IEEE CASS RS Talks 2025: AI for Physical Design: Overcoming EDA Bottlenecks in Optimization, Analysis, and Automation
Upcoming Talk:
Join us for the 2025 IEEE CASS RS Talk, hosted by the Rio Grande do Sul Chapter.
This live-streamed event will take place on 1:30 PM (Brasilia Time, GMT-3), 6 June 2025 and features a talk by Prof. Vidya A. Chhabria titled "AI for Physical Design: Overcoming EDA Bottlenecks in Optimization, Analysis, and Automation."
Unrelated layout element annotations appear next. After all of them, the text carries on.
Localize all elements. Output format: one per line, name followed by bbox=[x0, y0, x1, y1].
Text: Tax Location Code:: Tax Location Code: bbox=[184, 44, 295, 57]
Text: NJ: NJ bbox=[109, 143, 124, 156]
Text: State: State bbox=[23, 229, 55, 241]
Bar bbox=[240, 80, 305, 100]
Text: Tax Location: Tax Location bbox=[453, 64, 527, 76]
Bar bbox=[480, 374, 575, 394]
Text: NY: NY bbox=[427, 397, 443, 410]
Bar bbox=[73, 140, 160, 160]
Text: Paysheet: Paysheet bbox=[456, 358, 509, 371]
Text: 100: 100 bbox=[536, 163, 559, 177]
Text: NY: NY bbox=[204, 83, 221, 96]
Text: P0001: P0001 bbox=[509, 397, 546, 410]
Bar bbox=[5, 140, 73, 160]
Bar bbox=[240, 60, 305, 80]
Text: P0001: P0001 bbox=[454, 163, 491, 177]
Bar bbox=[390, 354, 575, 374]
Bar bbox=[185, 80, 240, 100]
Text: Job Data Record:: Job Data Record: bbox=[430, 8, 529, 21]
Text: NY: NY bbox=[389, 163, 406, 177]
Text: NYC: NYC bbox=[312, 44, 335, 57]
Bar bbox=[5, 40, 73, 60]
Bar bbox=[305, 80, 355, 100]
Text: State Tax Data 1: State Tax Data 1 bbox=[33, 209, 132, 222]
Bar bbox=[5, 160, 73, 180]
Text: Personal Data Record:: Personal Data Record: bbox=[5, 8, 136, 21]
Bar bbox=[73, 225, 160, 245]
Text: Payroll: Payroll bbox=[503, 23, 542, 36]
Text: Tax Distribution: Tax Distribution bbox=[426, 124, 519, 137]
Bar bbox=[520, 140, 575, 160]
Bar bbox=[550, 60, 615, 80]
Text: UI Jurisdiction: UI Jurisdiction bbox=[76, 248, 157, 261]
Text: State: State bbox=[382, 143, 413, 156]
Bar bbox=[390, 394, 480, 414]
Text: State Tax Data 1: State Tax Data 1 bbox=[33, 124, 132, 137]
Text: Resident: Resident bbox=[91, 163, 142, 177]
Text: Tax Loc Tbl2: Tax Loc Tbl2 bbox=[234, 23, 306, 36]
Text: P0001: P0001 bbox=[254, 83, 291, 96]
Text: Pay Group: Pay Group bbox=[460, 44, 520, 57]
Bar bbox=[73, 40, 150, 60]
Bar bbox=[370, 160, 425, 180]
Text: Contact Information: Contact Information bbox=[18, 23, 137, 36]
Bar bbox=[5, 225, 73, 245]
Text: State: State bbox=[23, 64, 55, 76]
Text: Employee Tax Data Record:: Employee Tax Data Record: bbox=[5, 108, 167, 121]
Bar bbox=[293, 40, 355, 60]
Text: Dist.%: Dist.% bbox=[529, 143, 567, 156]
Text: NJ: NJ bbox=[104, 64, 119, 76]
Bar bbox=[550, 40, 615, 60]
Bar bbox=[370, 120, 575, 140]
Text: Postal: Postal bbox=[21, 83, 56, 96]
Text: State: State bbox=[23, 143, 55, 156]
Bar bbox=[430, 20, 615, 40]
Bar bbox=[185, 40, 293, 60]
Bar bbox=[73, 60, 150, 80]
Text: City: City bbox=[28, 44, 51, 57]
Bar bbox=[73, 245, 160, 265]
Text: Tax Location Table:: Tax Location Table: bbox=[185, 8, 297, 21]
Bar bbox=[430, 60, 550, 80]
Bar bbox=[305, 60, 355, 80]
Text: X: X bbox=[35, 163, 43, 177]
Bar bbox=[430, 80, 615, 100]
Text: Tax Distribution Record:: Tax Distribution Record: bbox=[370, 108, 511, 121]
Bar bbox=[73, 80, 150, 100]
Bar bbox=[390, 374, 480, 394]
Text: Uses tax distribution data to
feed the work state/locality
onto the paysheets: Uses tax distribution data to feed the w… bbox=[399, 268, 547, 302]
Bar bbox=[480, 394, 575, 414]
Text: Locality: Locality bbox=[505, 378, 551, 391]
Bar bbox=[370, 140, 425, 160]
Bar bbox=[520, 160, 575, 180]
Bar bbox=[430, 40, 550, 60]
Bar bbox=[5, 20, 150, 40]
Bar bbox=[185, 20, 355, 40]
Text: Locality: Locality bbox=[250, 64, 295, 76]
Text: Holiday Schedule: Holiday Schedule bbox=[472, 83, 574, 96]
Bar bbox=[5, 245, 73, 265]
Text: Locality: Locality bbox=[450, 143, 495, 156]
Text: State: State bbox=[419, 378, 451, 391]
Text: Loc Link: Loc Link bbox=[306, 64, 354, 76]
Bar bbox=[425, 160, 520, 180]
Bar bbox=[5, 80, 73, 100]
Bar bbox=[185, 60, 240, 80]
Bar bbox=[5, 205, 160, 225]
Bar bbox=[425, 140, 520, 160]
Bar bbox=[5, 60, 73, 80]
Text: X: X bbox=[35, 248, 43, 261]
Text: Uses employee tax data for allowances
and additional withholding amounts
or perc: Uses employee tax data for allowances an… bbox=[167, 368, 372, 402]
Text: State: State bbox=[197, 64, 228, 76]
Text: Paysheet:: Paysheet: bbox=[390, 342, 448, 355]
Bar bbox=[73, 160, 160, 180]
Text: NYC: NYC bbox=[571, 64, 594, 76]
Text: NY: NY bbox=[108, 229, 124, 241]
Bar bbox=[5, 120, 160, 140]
Attendance is entirely free and the talk will be live streamed via Youtube on the IEEE CASS Rio Grande do Sul Chapter Youtube page.
Biography
Vidya A. Chhabria is an assistant professor in the School of Electrical, Computer, and Energy Engineering at Arizona State University. She graduated with her Ph.D. and M.S. degrees from the University of Minnesota in 2022 and 2018. Her research interests lie in computer-aided design (CAD) for VLSI systems and primarily revolve around physical design, optimization, and analysis algorithms. She has received the ICCAD Best Paper Award (2021), the University of Minnesota Graduate School's Best Dissertation Award in the Physical Sciences, Mathematics, and Engineering Category for 2024. She is currently the IEEE CEDA DATC Chair and has served on several conference TPCs and organizations committees. Her current research explores the application of machine learning algorithms for electronic design automation and environmentally sustainable computing.
Abstract
"AI for Physical Design: Overcoming EDA Bottlenecks in Optimization, Analysis, and Automation"
Physical design and electronic design automation (EDA) involve three fundamental tasks: optimization, analysis, and automation. Optimization tasks often rely on domain-specific heuristics with limited generalizability, analysis tasks are time-consuming and computationally expensive, and automation remains challenging due to the ad hoc nature of EDA flows. These limitations have often left significant power, performance, and area (PPA) improvements on the table—resources that are increasingly critical for today’s compute-intensive machine learning (ML) applications. EDA and physical design workflows encompass diverse types of data, including layout images, netlist graphs, and textual design flows. Our work explores how different AI models—tailored to each of these data modalities—can enhance EDA. Convolutional neural networks (CNNs) are applied to image-like layout data for fast and accurate analysis. Graph neural networks (GNNs) model netlist structures to support timing prediction and circuit optimization. Large language models (LLMs) automate tool usage by generating scripts and enabling conversational interfaces and chatbots. Through these targeted applications, we demonstrate how AI can accelerate and improve the effectiveness of physical design workflows.